HD 3

Observation data Epoch J2000 Equinox J2000
- Constellation: Andromeda
- Right ascension: 00^{h} 05^{m} 09.75827^{s}
- Declination: +45° 13′ 44.5108″
- Apparent magnitude (V): 6.71

Characteristics
- Evolutionary stage: Main sequence
- Spectral type: A1 Vn
- B−V color index: 0.06

Astrometry

A
- Radial velocity (R_{v}): −10.52±0.53 km/s
- Proper motion (μ): RA: −27.768(60) mas/yr Dec.: −20.062(54) mas/yr
- Parallax (π): 6.3137±0.0826 mas
- Distance: 517 ± 7 ly (158 ± 2 pc)
- Absolute magnitude (M_{V}): +1.02

C
- Radial velocity (R_{v}): −12.18±0.36 km/s
- Proper motion (μ): RA: −27.911±0.012 mas/yr Dec.: −19.280±0.013 mas/yr
- Parallax (π): 6.3606±0.0148 mas
- Distance: 513 ± 1 ly (157.2 ± 0.4 pc)

Details

A
- Mass: 2.38 ± 0.08 M_{☉}
- Radius: 3.0 R_{☉}
- Luminosity: 43.5+7.9 −6.7 L_{☉}
- Surface gravity (log g): 3.86 cgs
- Temperature: 9,057+169 −185 K
- Rotational velocity (v sin i): 228 km/s
- Age: 407 Myr

C
- Mass: 1.054+0.039 −0.038 M_{☉}
- Radius: 0.93+0.97 −0.26 R_{☉}
- Luminosity: 0.92+0.78 −0.67 L_{☉}
- Surface gravity (log g): 4.50+0.93 −0.22 cgs
- Temperature: 5,828+928 −121 K
- Metallicity [Fe/H]: 0.04±0.01 dex
- Other designations: BD+44°4550, FK5 4009, HD 3, HIP 424, HR 1, SAO 36042, WDS J00052+4514A

Database references
- SIMBAD: data

= HD 3 =

Star in the constellation Andromeda

HD 3 is a single, white-hued star in the northern constellation Andromeda. With an apparent visual magnitude of 6.71, it is below the nominal brightness limit for visibility with the typical naked eye but may still be visible by some observers under ideal viewing conditions. It is also the first star indexed in the Bright Star Catalogue. Based upon an annual parallax shift of 6.3137±0.0826 mas, it is located roughly 517 light-years away. The star is moving closer with a heliocentric radial velocity of −11 km/s, and will make perihelion in around 2.9 million years at a separation of around 107.71 pc.

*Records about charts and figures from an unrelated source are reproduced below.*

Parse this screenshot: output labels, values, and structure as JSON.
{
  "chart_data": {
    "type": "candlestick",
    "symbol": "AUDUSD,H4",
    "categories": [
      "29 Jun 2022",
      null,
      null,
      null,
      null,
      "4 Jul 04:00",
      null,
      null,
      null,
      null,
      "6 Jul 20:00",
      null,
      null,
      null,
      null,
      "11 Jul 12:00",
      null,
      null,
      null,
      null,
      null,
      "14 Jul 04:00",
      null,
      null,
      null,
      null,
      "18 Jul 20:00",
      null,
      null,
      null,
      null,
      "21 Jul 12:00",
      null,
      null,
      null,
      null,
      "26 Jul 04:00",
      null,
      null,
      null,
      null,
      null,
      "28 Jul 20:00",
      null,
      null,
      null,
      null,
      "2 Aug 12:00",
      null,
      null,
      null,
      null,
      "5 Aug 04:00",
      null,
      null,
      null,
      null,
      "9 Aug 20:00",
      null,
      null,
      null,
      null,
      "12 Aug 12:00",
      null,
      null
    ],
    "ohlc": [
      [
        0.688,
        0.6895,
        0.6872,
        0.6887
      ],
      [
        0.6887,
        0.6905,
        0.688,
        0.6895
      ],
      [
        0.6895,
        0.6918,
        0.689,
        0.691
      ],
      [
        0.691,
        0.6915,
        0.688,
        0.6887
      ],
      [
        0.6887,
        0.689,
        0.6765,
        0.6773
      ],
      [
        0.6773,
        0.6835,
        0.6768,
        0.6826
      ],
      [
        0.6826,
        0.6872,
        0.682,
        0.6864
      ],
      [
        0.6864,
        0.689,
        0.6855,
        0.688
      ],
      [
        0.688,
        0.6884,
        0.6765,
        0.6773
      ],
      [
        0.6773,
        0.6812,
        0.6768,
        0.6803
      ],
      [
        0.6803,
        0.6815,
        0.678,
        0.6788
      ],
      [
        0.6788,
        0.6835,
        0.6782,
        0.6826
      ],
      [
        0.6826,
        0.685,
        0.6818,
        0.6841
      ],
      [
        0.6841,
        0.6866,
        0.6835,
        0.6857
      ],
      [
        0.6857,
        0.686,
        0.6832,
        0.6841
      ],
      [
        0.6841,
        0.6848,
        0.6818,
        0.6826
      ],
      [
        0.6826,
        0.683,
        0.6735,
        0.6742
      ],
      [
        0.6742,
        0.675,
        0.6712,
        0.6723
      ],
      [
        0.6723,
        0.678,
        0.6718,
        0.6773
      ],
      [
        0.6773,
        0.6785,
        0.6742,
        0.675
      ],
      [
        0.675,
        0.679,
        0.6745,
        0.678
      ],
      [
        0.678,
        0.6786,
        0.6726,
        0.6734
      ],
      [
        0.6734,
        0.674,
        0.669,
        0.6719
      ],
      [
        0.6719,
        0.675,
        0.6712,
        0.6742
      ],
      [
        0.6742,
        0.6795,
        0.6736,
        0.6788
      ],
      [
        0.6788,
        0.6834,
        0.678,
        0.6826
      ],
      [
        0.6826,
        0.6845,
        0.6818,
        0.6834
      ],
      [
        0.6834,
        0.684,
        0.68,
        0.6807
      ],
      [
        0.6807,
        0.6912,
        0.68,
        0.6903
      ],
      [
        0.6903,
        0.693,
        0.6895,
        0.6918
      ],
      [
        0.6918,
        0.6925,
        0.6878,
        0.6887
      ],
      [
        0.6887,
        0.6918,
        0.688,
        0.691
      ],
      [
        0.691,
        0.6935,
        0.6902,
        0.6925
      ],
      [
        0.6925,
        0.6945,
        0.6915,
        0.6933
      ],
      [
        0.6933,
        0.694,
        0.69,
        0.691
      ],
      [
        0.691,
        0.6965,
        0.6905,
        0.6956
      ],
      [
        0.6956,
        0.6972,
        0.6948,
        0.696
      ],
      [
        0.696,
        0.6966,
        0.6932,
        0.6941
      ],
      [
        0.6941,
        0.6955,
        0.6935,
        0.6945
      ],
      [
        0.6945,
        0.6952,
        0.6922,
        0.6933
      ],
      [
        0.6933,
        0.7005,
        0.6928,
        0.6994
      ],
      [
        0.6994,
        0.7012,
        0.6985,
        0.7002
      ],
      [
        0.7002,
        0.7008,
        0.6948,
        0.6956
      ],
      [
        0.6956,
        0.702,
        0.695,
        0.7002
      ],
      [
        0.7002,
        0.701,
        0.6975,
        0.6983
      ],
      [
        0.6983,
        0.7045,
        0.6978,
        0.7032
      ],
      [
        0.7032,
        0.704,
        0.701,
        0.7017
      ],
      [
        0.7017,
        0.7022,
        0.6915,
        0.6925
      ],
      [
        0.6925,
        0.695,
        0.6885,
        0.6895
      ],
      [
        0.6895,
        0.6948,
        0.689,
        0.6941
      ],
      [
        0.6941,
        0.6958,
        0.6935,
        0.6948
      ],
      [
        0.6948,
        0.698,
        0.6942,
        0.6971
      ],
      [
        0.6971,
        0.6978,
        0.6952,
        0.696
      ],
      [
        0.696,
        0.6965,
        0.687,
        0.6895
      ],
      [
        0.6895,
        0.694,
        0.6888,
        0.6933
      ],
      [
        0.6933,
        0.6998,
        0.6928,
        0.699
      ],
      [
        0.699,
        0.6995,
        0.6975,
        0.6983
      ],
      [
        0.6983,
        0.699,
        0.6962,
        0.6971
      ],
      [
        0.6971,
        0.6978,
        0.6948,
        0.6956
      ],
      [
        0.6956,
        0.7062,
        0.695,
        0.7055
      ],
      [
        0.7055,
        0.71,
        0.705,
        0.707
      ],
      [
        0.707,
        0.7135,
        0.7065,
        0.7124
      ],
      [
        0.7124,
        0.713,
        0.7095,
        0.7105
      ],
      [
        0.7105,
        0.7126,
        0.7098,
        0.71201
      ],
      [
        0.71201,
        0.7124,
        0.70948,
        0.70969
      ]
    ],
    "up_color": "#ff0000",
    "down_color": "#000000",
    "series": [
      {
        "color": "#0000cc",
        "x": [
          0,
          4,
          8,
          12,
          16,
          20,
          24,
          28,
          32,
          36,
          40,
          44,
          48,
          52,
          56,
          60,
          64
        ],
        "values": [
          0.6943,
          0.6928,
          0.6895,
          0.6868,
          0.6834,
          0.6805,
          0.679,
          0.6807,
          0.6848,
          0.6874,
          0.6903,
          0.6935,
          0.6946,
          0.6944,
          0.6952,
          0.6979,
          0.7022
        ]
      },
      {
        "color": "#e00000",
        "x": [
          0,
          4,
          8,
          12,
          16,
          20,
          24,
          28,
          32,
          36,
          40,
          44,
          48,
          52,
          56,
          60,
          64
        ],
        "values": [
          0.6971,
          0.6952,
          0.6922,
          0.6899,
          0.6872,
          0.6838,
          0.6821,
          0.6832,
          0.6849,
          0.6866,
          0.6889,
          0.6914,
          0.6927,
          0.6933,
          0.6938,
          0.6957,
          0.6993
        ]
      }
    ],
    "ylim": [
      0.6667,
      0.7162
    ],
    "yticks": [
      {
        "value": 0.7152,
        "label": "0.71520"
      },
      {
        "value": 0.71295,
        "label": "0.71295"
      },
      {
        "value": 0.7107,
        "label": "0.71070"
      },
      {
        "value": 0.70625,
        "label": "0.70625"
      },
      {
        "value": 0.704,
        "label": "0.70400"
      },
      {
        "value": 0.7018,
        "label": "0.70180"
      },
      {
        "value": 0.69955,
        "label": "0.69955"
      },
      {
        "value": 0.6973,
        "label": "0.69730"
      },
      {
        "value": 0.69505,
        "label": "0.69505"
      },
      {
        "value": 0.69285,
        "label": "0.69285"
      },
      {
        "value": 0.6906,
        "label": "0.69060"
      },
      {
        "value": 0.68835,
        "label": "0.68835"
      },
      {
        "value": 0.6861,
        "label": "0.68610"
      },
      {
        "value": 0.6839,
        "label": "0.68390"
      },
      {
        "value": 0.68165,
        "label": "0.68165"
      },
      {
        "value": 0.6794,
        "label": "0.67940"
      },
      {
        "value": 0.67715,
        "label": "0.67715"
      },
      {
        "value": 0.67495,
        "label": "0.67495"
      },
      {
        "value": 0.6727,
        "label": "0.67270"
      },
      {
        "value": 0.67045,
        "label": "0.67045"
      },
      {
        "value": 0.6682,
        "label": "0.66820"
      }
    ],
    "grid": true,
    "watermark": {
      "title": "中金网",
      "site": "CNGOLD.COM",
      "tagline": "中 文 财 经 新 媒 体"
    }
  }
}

The stellar classification of this star is A1 Vn, indicating it is an A-type main-sequence star with "nebulous" lines due to rapid rotation. It is a Lambda Boötis candidate star, being classified as chemically-peculiar by Abt & Morrell (1995). Murphy et al. (2015) list the membership likelihood as uncertain. HD 3 has 2.36 times the mass of the Sun and about 1.9 times the Sun's radius. It is spinning with a projected rotational velocity of 228 km/s. The star is radiating around 43.5 times the Sun's luminosity from its photosphere at an effective temperature of about 9,057 K.

HD 3 has two visual companions. Component B is a magnitude 13.70 star at an angular separation of 16 arcsecond along a position angle (PA) of 107°, as of 2016. The third star, component C, is magnitude 10.58	and lies at a separation of 21 arcsecond along a PA of 235°, also as of 2016. Gaia DR3 shows a parallax and proper motion for component C similar to that of the primary, suggesting that it may be gravitationally bound.